Outro dia li que um estadunidense com o intuito de pesquisar os hospitais psiquiátricos do seu país, ele e outros se fingiram de loucos em consulta aos médicos. David Rosenhan, em 1972, se dirigiu a um hospital psiquiátrico americano alegando escutar vozes que lhe diziam as palavra “oco” “vazio” e o som “tum-tum”. Essa foi a única mentira que contou. De resto, comportou-se de maneira calma e respondeu a perguntas sobre sua vida e seus relacionamentos sem mentir uma única vez sequer. Outros oito voluntários sãos fizeram a mesma coisa, em instituições diferentes. Todos, exceto um, foram diagnosticados com esquizofrenia e internados.
Que loucura! E eu aqui querendo me aposentar. Por que não como louco? Não que eu não goste do que faço – sou educador. Mas estou cansado de não ser valorizado como professor, recebendo um salário medíocre que não condiz com o tempo de dedicação aos estudos e a responsabilidade de formar cidadãos responsáveis, competentes e críticos. E, se não bastasse, com um sindicato da categoria que virou subseção de partido político, atrelado ao poder, vendido, antidemocrático – há muito tempo vem manipulando as eleições para a entidade.
Acho que não vou precisar me fingir de louco. Do jeito que tratam o professor neste país acabarei mesmo louco, doido varrido. Igual ao meu amigo Lula Lelé da Cuca, professor de Física, que todos chamam carinhosamente de doido por conta do seu comportamento excêntrico. Ele é alto, gordo, comilão, fala gritando e cuspindo, é careca e não tem o hábito de andar limpo; diz que possui vários apartamentos alugados na Ponta Negra, mas vive emprestando o celular dos outros, nunca compra crédito para o dele; e a todo o momento reclama do salário. Até aí tudo bem, mas consultar várias vezes compulsivamente o “Portal do Servidor” – site do governo – pra ver seu contracheque, que se sabe não vai aumentar nem diminuir, é muito estranho.
Foi pensando nisso que tive a brilhante idéia de dar uma de doido na escola onde trabalho. Assim, conseguiria mostrar que estava perdendo o juízo, e, logo logo conseguiria da gestora da escola um encaminhamento para à Junta Médica da Secretaria para ser avaliado. E lá era só fazer o que todo doido faz, doidice. Aposentar-me como louco. Mas, que tipo de doidice fazer? Pensei em falar que estou ouvindo vozes que me dizem as palavras tipo “solta” “libera” e o som “pum-pum”, eh eh eh nada original.
Mas tudo isto é loucura. Com que autoridade eu me coloco como mentalmente são e meu amigo Lula um doido? Talvez o louco, ao contrário, seja eu. Será possível que um louco tenha consciência de sua loucura? Ou, seria isso já o reflexo de minha insanidade? Sei lá! Mas eu lembro que meu amigo, o artista plástico, Arnaldo Garcez, certa vez disse “a minha loucura é meu excesso de lucidez”. Pode ser que eu esteja tão lúcido que pareço estar louco?
Será que as características que levam alguém a ser tachado de louco estão no sujeito ou estão no ambiente e contexto em que o observador está inserido? Homens cujo estado de espírito difere drasticamente da média dos demais existem desde as épocas mais remotas – assim como tratamentos para curá-los. No entanto, por séculos, acreditava-se que a loucura era causada pela vontade dos deuses sendo, portanto, parte do destino de alguns. Fosse para punir ou até mesmo para recompensar – o Alcorão conta que Maomé achava veneráveis os loucos, já que tinham sido abençoados com loucura por Alá, que lhes tirava o juízo para que não pecassem - fato é que a loucura estava associada com a idéia de destino e participava da vida social assim como outras formas de percepção da realidade.
Então, Alá badique, ia sidi!* E para mim o Inferno.

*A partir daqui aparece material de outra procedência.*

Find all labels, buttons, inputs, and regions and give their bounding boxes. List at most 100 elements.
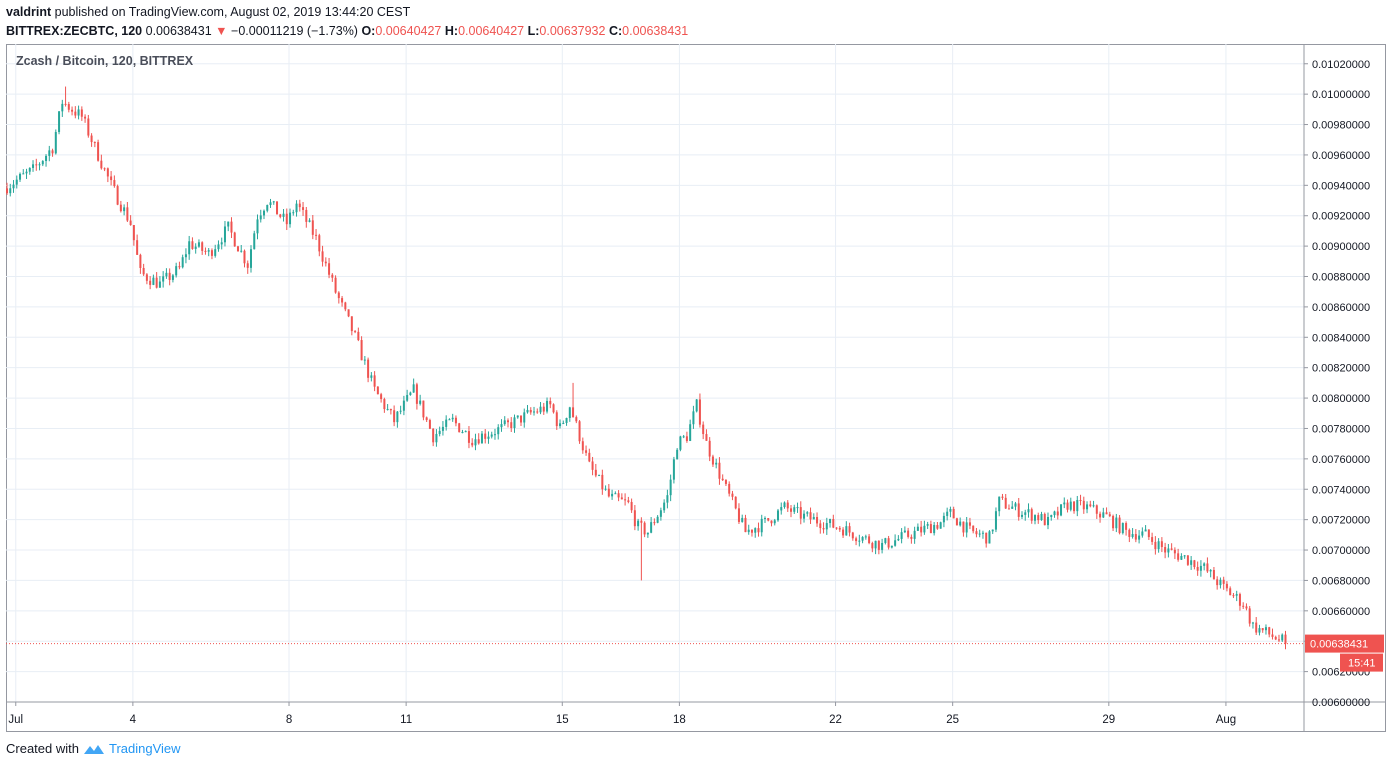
candle (760, 514, 763, 537)
candle (822, 522, 825, 534)
candle (422, 400, 425, 421)
candle (884, 537, 887, 545)
candle (562, 420, 565, 425)
y-tick-label: 0.00940000 (1312, 180, 1370, 192)
candle (331, 273, 334, 282)
chart-frame (6, 44, 1386, 732)
candle (806, 511, 809, 517)
candle (1053, 510, 1056, 518)
candle (757, 522, 760, 537)
candle (1030, 507, 1033, 524)
candle (119, 200, 122, 213)
candle (197, 239, 200, 248)
candle (402, 395, 405, 416)
candle (87, 114, 90, 138)
candle (529, 407, 532, 415)
candle (249, 245, 253, 273)
candle (295, 200, 298, 217)
candle (363, 356, 366, 365)
candle (165, 268, 168, 279)
candle (539, 401, 542, 415)
candle (536, 408, 539, 414)
candle (1154, 536, 1157, 555)
candle (858, 534, 861, 547)
candle (929, 520, 932, 534)
candle (285, 208, 288, 231)
candle (435, 429, 438, 447)
chart-header: valdrint published on TradingView.com, A… (6, 4, 688, 42)
x-tick-label: 22 (829, 714, 842, 726)
candle (1183, 554, 1186, 559)
candle (695, 399, 698, 413)
candle (861, 536, 864, 544)
candle (1115, 513, 1118, 533)
candle (289, 208, 292, 228)
candle (1056, 506, 1059, 520)
candle (471, 438, 474, 448)
x-tick-label: 29 (1102, 714, 1115, 726)
candle (585, 445, 588, 456)
candle (370, 372, 373, 382)
candle (705, 429, 708, 441)
candle (829, 518, 832, 528)
candle (939, 521, 942, 529)
candle (698, 393, 701, 428)
candle (998, 496, 1001, 517)
countdown-label: 15:41 (1348, 658, 1376, 670)
tradingview-logo-icon (83, 744, 104, 754)
candle (666, 489, 669, 509)
candle (490, 431, 493, 439)
candle (399, 405, 402, 415)
candle (724, 479, 727, 487)
price-chart[interactable]: 0.01020000 0.01000000 0.00980000 0.00960000… (6, 44, 1386, 732)
candle (15, 175, 18, 189)
publisher-name[interactable]: valdrint (6, 5, 52, 19)
candle (903, 526, 906, 534)
y-tick-label: 0.00740000 (1312, 484, 1370, 496)
candle (347, 309, 350, 318)
candle (6, 182, 9, 195)
candle (155, 272, 158, 289)
candle (9, 183, 12, 197)
candle (633, 505, 636, 531)
candle (679, 435, 682, 452)
candle (1073, 501, 1076, 514)
candle (842, 527, 845, 538)
candle (1274, 635, 1277, 641)
candle (689, 419, 692, 442)
candle (305, 206, 308, 228)
candle (588, 448, 591, 463)
candle (1160, 537, 1163, 553)
candle (464, 430, 467, 433)
candle (916, 523, 919, 531)
low-label: L: (527, 24, 540, 38)
candle (685, 431, 688, 443)
candle (171, 273, 174, 283)
tradingview-brand[interactable]: TradingView (108, 741, 181, 756)
candle (1047, 512, 1050, 530)
candle (272, 200, 275, 205)
candle (1222, 576, 1225, 590)
candle (243, 249, 246, 268)
candle (497, 424, 500, 440)
candle (955, 517, 958, 526)
candle (35, 158, 38, 171)
close-value: 0.00638431 (622, 24, 689, 38)
candle (559, 419, 562, 429)
candle (1157, 538, 1160, 553)
candle (1177, 548, 1180, 562)
candle (627, 496, 630, 504)
candle (1147, 529, 1150, 540)
candle (467, 426, 470, 449)
candle (1089, 500, 1092, 508)
y-tick-label: 0.00860000 (1312, 302, 1370, 314)
x-axis[interactable]: Jul 4 8 11 15 18 22 25 29 Aug (8, 702, 1236, 726)
candle (656, 515, 659, 524)
candle (184, 248, 187, 264)
candles (6, 86, 1287, 650)
candle (1092, 500, 1095, 508)
candle (575, 415, 578, 424)
candle (1229, 586, 1232, 596)
y-axis[interactable]: 0.01020000 0.01000000 0.00980000 0.00960000… (1304, 59, 1370, 709)
candle (321, 245, 324, 267)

                                                           *Em árabe: Deus vos conduza, senhor!

É SURDO, ENTENDE MAL, É SIMPATIZANTE OU É HOMÓFOBO


Fazia muito calor naquela noite de agosto em Manaus, a cidade de uma região onde há apenas duas estações: a quente-quente e a quente-chuva. A sala de aula estava completa, ninguém tinha faltado, eram cinqüenta e dois alunos mais o professor. E, para completar o quadro, o ar condicionado não estava dando conta de amenizar o calor. A aula também era quente, o tema era a Revolução Francesa; e o professor, empolgado, tentava explicar a crise econômica e social na França do século XVIII.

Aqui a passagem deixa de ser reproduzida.